GET /account/addresses
GET /customers/me/addresses
POST /account/addresses
POST /customers/me/addresses
PATCH /account/addresses/:id
PATCH /customers/me/addresses/:id
DELETE /account/addresses/:id
DELETE /customers/me/addresses/:id
GET /account/credit_cards
GET /customers/me/credit_cards
GET /account/credit_cards/default
GET /customers/me/credit_cards?q[default_eq]=true
Use a Ransack filter; there’s no /default shortcut.
DELETE /account/credit_cards/:id
DELETE /customers/me/credit_cards/:id
GET /account/orders
GET /customers/me/orders
GET /account/orders/:number
GET /customers/me/orders/:id
Use prefixed ID or order number.
GET /order_status/:number
GET /orders/:id
Guest-accessible with the order token; no separate status endpoint.
(POST /spree_oauth/token grant=password)
POST /auth/login
Returns a JWT, not an OAuth token.
(POST /spree_oauth/token grant=refresh_token)
POST /auth/refresh
(none)
POST /auth/logout
Server-side revocation of the refresh token.
(none)
POST /password_resets / PATCH /password_resets/:token
Install @spree/sdk alongside @spree/storefront-api-v2-sdk. They have different package names, so both can coexist while you cut over endpoints incrementally.
Create a publishable API key in Spree Admin → Settings → API Keys (or via spree api-key create). v3 requires it on every request — v2 had no API key concept at all.
Replace makeClient({ host }) with createClient({ baseUrl, publishableKey }) in one entry point at a time. Keep the v2 client wired up for not-yet-migrated calls.
Switch from Result<…> to direct returns + try/catch. Any code that did if (response.isSuccess()) { response.success() } becomes a single statement, with errors thrown as SpreeError.

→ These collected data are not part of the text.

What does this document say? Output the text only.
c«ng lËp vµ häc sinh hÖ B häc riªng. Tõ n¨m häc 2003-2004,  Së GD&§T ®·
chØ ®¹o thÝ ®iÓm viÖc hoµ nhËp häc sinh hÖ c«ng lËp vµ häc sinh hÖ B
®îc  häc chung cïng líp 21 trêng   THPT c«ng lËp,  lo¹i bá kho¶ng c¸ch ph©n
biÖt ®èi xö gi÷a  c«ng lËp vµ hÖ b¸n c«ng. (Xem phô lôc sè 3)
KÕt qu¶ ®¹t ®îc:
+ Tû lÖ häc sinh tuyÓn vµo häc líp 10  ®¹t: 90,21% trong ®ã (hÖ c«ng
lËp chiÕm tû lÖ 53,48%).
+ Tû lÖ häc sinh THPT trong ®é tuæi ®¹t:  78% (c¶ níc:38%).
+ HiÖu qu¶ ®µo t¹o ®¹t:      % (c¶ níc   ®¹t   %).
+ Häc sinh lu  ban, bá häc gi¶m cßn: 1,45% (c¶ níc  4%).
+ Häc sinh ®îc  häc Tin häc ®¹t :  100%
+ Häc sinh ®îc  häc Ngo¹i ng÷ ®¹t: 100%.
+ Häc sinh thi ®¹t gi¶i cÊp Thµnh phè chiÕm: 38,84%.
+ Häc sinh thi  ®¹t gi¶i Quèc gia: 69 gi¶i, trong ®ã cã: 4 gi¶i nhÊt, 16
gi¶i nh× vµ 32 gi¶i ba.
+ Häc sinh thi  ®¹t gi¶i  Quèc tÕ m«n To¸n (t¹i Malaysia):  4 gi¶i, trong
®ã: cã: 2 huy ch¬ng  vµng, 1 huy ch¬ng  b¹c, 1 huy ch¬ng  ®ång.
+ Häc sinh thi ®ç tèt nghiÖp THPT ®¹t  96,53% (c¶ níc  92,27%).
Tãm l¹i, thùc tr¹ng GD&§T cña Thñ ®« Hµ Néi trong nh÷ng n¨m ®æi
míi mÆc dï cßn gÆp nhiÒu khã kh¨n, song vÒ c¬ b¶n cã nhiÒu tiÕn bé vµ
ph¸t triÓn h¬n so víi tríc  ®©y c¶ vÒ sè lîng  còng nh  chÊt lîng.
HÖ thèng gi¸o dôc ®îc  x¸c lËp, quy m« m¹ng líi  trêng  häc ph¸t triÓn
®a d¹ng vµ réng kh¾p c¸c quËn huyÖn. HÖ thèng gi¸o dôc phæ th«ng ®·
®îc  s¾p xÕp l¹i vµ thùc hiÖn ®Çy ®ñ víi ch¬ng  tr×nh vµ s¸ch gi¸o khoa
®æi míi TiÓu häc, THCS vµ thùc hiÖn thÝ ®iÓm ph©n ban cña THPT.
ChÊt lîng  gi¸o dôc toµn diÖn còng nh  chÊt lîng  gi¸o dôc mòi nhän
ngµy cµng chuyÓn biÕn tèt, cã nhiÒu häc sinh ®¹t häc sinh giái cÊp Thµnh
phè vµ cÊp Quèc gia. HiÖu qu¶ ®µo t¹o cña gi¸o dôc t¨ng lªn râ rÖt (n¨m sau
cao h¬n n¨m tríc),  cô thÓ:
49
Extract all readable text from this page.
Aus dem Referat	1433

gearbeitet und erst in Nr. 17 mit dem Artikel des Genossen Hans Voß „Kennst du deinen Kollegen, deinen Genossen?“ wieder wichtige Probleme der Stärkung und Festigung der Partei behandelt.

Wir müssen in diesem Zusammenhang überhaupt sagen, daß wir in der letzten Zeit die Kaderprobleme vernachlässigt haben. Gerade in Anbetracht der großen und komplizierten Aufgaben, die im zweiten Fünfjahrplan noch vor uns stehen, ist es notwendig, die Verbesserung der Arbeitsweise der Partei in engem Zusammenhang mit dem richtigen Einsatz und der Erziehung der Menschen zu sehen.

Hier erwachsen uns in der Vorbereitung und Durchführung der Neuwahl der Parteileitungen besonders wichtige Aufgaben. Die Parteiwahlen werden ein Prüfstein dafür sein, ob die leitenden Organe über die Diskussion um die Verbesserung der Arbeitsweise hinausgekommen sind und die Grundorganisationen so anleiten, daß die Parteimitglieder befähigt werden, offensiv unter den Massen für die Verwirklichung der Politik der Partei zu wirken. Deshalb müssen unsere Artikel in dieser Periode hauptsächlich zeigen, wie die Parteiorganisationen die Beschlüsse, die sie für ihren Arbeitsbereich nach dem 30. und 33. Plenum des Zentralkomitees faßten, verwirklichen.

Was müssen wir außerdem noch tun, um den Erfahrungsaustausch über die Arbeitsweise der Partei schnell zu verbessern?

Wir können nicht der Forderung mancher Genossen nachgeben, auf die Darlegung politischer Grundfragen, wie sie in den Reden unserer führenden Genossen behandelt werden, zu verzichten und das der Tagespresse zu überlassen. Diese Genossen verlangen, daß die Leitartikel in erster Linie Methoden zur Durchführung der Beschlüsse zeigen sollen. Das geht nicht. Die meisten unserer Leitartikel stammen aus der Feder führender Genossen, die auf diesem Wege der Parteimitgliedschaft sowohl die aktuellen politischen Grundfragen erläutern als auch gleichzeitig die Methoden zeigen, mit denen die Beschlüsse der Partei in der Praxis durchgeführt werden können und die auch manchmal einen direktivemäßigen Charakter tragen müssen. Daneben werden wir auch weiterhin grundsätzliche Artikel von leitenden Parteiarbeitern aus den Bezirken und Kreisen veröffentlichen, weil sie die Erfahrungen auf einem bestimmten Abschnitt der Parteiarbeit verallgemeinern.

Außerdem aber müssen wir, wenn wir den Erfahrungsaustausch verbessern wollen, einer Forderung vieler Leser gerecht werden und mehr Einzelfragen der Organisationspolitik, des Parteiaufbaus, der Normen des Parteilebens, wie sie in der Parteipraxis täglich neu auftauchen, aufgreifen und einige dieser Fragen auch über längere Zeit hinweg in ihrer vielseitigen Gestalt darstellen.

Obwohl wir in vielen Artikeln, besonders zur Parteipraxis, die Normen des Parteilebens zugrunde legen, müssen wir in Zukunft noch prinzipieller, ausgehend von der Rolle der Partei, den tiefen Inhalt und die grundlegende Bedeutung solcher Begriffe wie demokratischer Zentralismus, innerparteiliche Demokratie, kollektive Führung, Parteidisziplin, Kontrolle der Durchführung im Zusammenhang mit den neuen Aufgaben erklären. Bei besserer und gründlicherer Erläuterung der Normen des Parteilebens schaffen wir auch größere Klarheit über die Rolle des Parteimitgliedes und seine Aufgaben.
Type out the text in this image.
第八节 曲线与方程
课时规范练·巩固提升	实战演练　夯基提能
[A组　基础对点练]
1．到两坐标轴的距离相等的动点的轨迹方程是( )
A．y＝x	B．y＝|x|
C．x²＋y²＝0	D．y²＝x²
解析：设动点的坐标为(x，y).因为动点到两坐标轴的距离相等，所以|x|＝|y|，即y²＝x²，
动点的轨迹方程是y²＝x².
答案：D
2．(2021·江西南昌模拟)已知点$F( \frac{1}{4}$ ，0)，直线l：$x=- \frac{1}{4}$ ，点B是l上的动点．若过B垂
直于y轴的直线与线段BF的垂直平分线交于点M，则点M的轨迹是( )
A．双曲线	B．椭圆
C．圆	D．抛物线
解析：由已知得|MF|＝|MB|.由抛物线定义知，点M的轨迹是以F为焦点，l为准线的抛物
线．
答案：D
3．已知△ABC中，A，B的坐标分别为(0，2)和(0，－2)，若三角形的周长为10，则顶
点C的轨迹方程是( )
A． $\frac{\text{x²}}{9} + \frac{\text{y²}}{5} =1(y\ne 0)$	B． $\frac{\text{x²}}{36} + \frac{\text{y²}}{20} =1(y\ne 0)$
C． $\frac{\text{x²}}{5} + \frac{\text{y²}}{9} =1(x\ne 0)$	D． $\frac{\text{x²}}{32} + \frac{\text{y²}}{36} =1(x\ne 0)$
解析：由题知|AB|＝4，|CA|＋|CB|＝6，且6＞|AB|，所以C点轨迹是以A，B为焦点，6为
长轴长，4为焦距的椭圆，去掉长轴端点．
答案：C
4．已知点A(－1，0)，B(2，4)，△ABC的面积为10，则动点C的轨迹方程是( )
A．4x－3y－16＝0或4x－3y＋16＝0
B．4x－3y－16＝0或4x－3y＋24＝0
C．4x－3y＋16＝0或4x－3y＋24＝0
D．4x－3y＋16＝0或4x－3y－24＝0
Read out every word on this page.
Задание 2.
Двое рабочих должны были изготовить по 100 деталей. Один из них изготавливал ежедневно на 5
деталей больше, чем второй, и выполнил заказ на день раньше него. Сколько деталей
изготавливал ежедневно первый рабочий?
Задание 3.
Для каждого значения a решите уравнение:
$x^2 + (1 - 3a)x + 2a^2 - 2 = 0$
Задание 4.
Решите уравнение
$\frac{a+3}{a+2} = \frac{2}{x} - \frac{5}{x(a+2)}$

Update token handling. Replace { bearer_token, order_token } per-method arguments with the { token, spreeToken } second-argument RequestOptions. JWT tokens come from client.auth.login / client.customers.create; cart tokens come from cart.token on the cart resource.
Convert filters from filter[...] to q[...]. Most filters have a direct Ransack equivalent (see the Querying reference). For products specifically, taxon_ids → in_categories, name → name_cont or search, price range → price_gte / price_lte.
Rewrite cart/checkout calls as resource operations. This is the deepest change. The cleanest path is to delete your checkout step controller wholesale and rebuild it as a single page that PATCHes the cart and POSTs to nested resources, then calls complete at the end.
Stop walking included. Replace JSON:API normalization helpers with direct attribute access. Use expand to pull in associations, and accept that they arrive inlined.
Replace numeric IDs and slugs with prefixed IDs. Update any code that parsed integers out of IDs, stored IDs as numbers in state, or constructed admin links from raw IDs.
Switch the OAuth token endpoints for JWT. The /spree_oauth/token endpoints are no longer the customer auth surface; use /api/v3/store/auth/login / /auth/refresh / /auth/logout. Refresh tokens are rotated on each refresh call, and logout revokes the token server-side.
For the conceptual changes — flat JSON, RESTful checkout, Markets — give yourself a sprint of breathing room rather than treating the migration as a string-replace. The win on the other side is a smaller, more obvious client surface and a Store API that lines up with the Admin API for full-stack work.